Pas du tout (rires). J'aime bien enregistrer mes disques à la maison, dans mon home-studio afin d'éviter la pression du temps inhérente à la location d'une journée de studio. Je trouve que c'est assez indécent de dépenser des fortunes pour enregistrer un album. Même s'il y a des disques onéreux qui sont de vrais chef-d'œuvres, je crois que ma musique ne nécessite pas que l'on dépense beaucoup d'argent pour la concevoir, cela ne rendra pas mes albums meilleurs. Avec Dave, nous enregistrons en studio, à Bristol, les parties de batterie puis toutes les autres prises ont été faites à la maison.
J'ai lu que tu étais angoissé par le fait de dévoiler tes sentiments à travers les textes de tes chansons…
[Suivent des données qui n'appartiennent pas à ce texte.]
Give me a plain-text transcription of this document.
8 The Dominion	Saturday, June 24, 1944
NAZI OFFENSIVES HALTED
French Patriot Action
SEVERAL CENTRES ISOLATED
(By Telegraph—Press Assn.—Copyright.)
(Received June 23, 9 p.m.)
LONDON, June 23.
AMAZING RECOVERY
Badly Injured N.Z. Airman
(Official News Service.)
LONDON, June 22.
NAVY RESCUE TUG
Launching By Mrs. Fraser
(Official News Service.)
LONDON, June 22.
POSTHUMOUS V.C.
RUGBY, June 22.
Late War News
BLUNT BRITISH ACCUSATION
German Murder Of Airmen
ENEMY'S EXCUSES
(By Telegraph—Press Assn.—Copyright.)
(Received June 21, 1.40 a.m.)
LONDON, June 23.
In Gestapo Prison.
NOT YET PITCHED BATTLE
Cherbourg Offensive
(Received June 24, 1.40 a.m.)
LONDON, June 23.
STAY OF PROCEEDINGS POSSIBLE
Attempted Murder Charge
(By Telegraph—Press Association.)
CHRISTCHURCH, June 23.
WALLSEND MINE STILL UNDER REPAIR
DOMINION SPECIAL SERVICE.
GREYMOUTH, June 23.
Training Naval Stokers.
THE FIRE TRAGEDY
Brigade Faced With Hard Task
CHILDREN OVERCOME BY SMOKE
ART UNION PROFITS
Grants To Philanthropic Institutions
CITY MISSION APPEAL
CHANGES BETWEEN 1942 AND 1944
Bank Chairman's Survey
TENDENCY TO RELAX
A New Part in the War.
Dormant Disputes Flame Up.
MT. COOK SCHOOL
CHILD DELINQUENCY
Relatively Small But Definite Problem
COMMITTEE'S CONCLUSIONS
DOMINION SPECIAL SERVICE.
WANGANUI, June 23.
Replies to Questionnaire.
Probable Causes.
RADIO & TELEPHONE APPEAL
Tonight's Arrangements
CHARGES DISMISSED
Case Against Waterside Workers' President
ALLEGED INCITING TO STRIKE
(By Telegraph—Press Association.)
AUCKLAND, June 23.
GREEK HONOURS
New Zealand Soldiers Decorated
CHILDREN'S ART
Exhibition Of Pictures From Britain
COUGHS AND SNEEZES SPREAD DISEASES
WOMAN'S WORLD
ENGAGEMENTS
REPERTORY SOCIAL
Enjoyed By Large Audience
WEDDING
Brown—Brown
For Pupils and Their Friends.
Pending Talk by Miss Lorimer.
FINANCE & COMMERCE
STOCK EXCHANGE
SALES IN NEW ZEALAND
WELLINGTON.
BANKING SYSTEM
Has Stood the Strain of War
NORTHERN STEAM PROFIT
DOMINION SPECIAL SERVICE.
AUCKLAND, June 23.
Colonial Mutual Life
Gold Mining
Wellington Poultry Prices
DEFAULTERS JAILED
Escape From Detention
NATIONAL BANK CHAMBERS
C'est vrai mais certains morceaux sont assez explicites comme "Nicole" qui parle d'une relation. Je ne suis pas timide mais je ne veux que les textes deviennent trop personnel au point que les gens ne puissent pas du tout s'identifier à eux. Je trouve ennuyeuses les paroles de certains groupes qui sont comme des journaux intimes à ciel ouvert. Je ne pense pas que cela ait un intérêt pour l'auditeur. Pour moi, la musique doit être une évasion et pas quelque chose en prise avec le réel. Je ne suis pas religieux mais je pense que la musique doit transcender les choses du quotidien. Je cherche à être mystérieux, un peu ambigu et pas trop explicite à travers mes textes. Il faut donner envie à l'auditeur d'en savoir plus en se laissant submerger par ton univers musical.